If Danny Choo’s why-Japan post inspires universal adoration, Seeroi’s ‘Why You Shouldn’t Learn Japanese‘ has as many detractors in the comments as it does fervent fans, perhaps in part because of its (brilliantly) controversial title. I don’t agree with everything he says, but I’m glad he took the time to say it.


Living abroad can be a baffling and frustrating experience at times. In fact, if the country you live in – whether it happens to be the one in which you were born or not – is one you hold dear, I actually believe that makes it more ok to criticise the 10 things it gets horribly, horribly wrong, for example. If you don’t like to read criticism about Japan because you think it’s some kind of magical dream country where everything is perfect, however, you might not want to bother with ‘Japan: It’s Not Funny Any More’, an epic polemic that lays into just about everything in Japan. Anime, we are immediately informed, sucks; the food’s too meaty; work parties; comedy, pop music, movies; TV; the tape they put on your items in convenience stores; the weather; pachinko; stereotyping. Nothing is spared.

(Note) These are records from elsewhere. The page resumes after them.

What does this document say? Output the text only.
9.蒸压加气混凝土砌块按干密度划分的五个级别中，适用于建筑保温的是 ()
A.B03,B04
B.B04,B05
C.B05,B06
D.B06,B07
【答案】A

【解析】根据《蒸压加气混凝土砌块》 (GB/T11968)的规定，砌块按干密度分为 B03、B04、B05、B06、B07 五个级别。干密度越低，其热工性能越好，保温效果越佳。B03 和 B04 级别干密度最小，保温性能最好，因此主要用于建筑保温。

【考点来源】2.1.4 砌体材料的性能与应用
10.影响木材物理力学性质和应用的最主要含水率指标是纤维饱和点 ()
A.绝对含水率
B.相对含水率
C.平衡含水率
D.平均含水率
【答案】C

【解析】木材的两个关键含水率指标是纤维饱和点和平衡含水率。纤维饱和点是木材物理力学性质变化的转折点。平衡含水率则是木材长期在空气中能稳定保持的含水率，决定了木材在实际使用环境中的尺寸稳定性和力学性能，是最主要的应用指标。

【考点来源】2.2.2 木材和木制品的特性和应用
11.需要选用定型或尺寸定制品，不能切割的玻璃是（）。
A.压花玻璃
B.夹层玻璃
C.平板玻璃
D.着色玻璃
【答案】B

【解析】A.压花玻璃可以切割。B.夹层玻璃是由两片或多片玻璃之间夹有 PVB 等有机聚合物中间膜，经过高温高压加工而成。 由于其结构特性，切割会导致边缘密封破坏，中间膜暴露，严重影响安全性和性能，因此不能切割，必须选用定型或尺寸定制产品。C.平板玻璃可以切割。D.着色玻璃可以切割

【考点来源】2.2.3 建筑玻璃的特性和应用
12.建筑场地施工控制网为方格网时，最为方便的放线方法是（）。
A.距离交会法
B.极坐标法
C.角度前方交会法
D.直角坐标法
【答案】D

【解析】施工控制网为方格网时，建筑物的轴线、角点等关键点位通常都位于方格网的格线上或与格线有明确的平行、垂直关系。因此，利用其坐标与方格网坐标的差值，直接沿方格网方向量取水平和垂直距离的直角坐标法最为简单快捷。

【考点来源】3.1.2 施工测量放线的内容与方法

Reading ‘It’s Not Funny Any More’ is like being in an izakaya with your friend at 2am, when he’s had too many beers and just wants you to know how much he hates everything and wants to go home. Except, my drunk friends aren’t anywhere near as funny as Rogers, such as when he tears into Japanese television with its revolving door of the “famous-for-being-famous”:

“If Paris Hilton were Japanese, they’d literally have her anchoring the fucking national news.”


In this stellar post from his ‘This Japanese Life‘ blog, Salvaggio draws on an anecdote about his school lunch order to explore the everyday awkwardness of his life as an ALT in Japan, as an innocent query about the possibility of a spare lunch drags him into a “tangled web of reciprocity” with no hope of escape.

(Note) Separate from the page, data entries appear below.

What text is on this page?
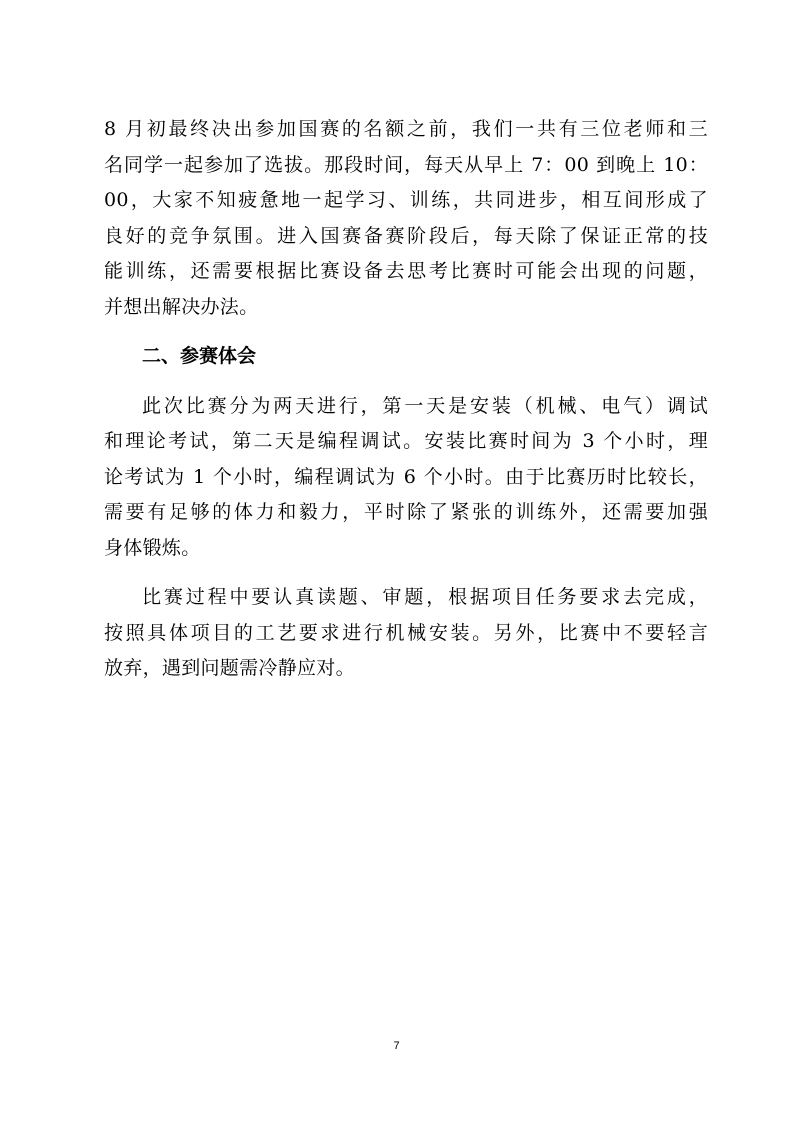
8 月初最终决出参加国赛的名额之前，我们一共有三位老师和三
名同学一起参加了选拔。那段时间，每天从早上 7：00 到晚上 10：
00，大家不知疲惫地一起学习、训练，共同进步，相互间形成了
良好的竞争氛围。进入国赛备赛阶段后，每天除了保证正常的技
能训练，还需要根据比赛设备去思考比赛时可能会出现的问题，
并想出解决办法。

二、参赛体会

此次比赛分为两天进行，第一天是安装（机械、电气）调试
和理论考试，第二天是编程调试。安装比赛时间为 3 个小时，理
论考试为 1 个小时，编程调试为 6 个小时。由于比赛历时比较长，
需要有足够的体力和毅力，平时除了紧张的训练外，还需要加强
身体锻炼。

比赛过程中要认真读题、审题，根据项目任务要求去完成，
按照具体项目的工艺要求进行机械安装。另外，比赛中不要轻言
放弃，遇到问题需冷静应对。

7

On the glorious ambiguities of the Japanese language and the potential for misunderstanding it brings, Salvaggio is priceless:

“Asking ‘I don’t have a bento today, right?”’ translates, in that hint-at-everything manner of Japanese communication, that maybe probably I was expecting bento.”

Salvaggio’s perceptive account of the lunch exchange brought me a shudder of recognition as I re-read it today that was half-schadenfreude, half sympathetic awkwardness.



Craving some of those positive vibes you got from reading about Danny Choo hopping off the plane at NRT with a dream and his cardigan? This wonderful essay from Conan Grames was posted by the American Association of Teachers of Japanese, and tells the story of his love affair with Japan. He came here as a Mormon missionary in 1966; and like Choo, he found himself “hooked” on the language and culture.

The enthusiasm he displays is contagious and (I hope) inspiring: “Now many [Japanese] speak fluent English, but how fun it is to be able to talk to them in their language.” Grames’s account of his Japan-focused career, and the delight and enrichment the language has brought him, serves as a rebuttal to Ken Seeroi’s suggestion that we shouldn’t bother after all. “There are other stories,” he writes;

“But the fact is that every job I have had in my very fun career has come to me because of my Japanese language and my experience in Japan.”

4Reading Japanese Manga

On the internet, of course, there is no canon – that’s kind of the point. But these are the highlighted and bookmarked pages of my life in Japan. It’s not all rosy, but it’s not half bad either. I’m out of suggestions now though, so over to you: what’s on your required reading list?